Women Docs More Caring & Thoughtful With Patients
/Women found more likely to burn out from practice stress
Study data reveal that female primary care physicians treat more complex patients.
The practices of female primary care physicians are different from those of their male counterparts, according to data collected by Dr. Horner-Ibler, director of the Center for Population Research at the National Institute of Child Health and Human Development at the National Institutes of Health.
Typically, women doctors find that their patient panels are highly complex and predominantly female -- often because these patients seek out female physicians. Like Dr. Horner-Ibler, physicians may find it difficult to stay on schedule as they deal with these time-intensive patients. They are also twice as likely to report high levels of stress and feeling burned out as their male counterparts.
As women inch closer to being half of the physician work force, their impact on the medical profession will grow. This makes it paramount that women become involved at the highest levels in their organizations to make practicing medicine a better fit for women, say Dr. Horner-Ibler and fellow researchers.
Dr. Horner-Ibler, who is also an assistant professor at the University of Wisconsin Medical School in Madison, presented her most recent research results at an Assn. of American Medical Colleges conference last month. Her work is part of a larger project called "Minimizing Error, Maximizing Outcomes" or MEMO, a three-year study on whether physician satisfaction means higher quality care with fewer errors.
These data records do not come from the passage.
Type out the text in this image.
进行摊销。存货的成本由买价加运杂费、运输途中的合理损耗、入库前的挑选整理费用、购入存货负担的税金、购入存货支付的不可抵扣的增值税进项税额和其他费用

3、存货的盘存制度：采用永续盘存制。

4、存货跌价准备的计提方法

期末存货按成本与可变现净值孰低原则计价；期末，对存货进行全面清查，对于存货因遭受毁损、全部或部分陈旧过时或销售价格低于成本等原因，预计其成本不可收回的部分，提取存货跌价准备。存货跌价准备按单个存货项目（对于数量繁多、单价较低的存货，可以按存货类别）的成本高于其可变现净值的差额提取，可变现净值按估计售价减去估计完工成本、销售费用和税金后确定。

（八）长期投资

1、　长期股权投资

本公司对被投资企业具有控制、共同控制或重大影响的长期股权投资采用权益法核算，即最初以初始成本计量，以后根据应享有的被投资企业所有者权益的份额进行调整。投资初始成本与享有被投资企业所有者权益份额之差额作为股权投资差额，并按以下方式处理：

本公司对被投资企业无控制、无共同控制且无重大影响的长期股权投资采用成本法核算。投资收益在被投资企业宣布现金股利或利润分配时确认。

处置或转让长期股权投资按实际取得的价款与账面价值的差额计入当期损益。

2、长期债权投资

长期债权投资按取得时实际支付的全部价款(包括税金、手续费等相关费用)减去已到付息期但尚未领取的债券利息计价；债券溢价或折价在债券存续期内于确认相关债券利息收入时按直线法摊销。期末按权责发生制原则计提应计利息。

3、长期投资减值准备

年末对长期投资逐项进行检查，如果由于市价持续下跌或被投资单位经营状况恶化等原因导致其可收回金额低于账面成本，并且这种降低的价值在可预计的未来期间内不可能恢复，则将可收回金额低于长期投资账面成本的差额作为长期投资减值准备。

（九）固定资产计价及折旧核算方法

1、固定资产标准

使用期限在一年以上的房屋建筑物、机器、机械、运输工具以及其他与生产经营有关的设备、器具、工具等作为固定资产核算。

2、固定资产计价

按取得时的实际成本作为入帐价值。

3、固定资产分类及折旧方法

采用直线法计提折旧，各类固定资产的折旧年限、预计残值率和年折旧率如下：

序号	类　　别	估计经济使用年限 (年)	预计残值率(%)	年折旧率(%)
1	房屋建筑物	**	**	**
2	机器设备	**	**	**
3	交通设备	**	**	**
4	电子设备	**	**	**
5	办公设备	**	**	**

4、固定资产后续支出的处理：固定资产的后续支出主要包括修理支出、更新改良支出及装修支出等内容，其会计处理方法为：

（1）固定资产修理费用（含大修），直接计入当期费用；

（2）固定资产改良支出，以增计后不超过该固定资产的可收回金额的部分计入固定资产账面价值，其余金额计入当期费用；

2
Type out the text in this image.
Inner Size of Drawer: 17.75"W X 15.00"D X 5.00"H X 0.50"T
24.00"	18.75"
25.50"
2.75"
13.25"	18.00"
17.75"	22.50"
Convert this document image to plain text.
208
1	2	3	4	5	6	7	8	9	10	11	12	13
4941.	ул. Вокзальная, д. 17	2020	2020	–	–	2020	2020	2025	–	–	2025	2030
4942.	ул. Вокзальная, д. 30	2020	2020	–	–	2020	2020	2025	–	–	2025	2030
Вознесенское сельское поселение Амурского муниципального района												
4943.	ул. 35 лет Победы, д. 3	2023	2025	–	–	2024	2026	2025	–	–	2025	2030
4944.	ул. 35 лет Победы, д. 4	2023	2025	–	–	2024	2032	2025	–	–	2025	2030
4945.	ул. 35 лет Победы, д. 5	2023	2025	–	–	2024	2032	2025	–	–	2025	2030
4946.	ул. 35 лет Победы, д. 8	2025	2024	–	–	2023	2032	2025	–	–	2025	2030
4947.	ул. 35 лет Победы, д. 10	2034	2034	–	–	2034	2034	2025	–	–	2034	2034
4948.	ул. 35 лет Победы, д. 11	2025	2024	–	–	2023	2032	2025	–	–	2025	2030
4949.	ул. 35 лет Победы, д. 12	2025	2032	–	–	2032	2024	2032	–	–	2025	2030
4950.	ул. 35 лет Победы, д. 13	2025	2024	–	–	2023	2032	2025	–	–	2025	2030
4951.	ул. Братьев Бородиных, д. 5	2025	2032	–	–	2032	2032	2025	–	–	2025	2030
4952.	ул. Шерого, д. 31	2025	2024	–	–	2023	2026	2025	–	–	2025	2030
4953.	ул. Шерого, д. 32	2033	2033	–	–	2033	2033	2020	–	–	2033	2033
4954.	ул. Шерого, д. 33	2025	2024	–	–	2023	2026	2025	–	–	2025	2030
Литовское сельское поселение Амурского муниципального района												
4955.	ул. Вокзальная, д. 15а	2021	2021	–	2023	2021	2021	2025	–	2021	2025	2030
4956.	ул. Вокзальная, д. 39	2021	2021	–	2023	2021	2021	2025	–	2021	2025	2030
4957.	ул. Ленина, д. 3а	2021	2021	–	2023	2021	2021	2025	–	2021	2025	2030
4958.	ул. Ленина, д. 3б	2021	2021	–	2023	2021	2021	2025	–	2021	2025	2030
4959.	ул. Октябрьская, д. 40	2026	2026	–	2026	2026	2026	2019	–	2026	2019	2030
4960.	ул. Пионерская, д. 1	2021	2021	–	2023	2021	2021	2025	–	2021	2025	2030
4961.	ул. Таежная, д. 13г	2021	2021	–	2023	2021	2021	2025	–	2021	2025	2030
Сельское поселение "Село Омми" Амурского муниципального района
The study surveys 420 primary care physicians in Illinois, New York and Wisconsin and their office administrators as well as 2,500 of their patients. The MEMO study is intended to build on the "Physician Work Life Study" published in the June 2000 Journal of General Internal Medicine.
What this research has found is that female physicians tend to have more Medicare, Medicaid and uninsured patients than male physicians. They wish they had more time per patient and feel more at odds with the values of the organizations in which they work than men.
"As a woman physician, I know I spend much more time with patients than my male colleagues," Dr. Horner-Ibler said. "I spend probably double the amount of time in phone calls to patients that my male colleagues spend in a week. What surprised me [in this research] was the fact that nothing in my experience is unique. Women everywhere in every system are experiencing these stressors. ... The data we have thus far clearly show that the essence of the job is different for women because of how patients sort themselves out."
To deal with this, practices need to devise a compensation plan that reflects the different patient panels women physicians treat, she said.
"Someone has to see these more difficult patients, and who better than women? But practices need to understand that seeing these patients requires more time and energy and that more time needs to be allotted to women physicians [to treat these patients]," Dr. Horner-Ibler said.
In the National Football League, this is called revenue sharing, which allows teams in smaller markets to survive, increasing the appeal of the entire sport.
"Revenue sharing in practices, where men are seeing more patients and women are seeing more difficult patients, should be implemented, so that all physicians and all patients find themselves more satisfied, less stressed and healthier," she said.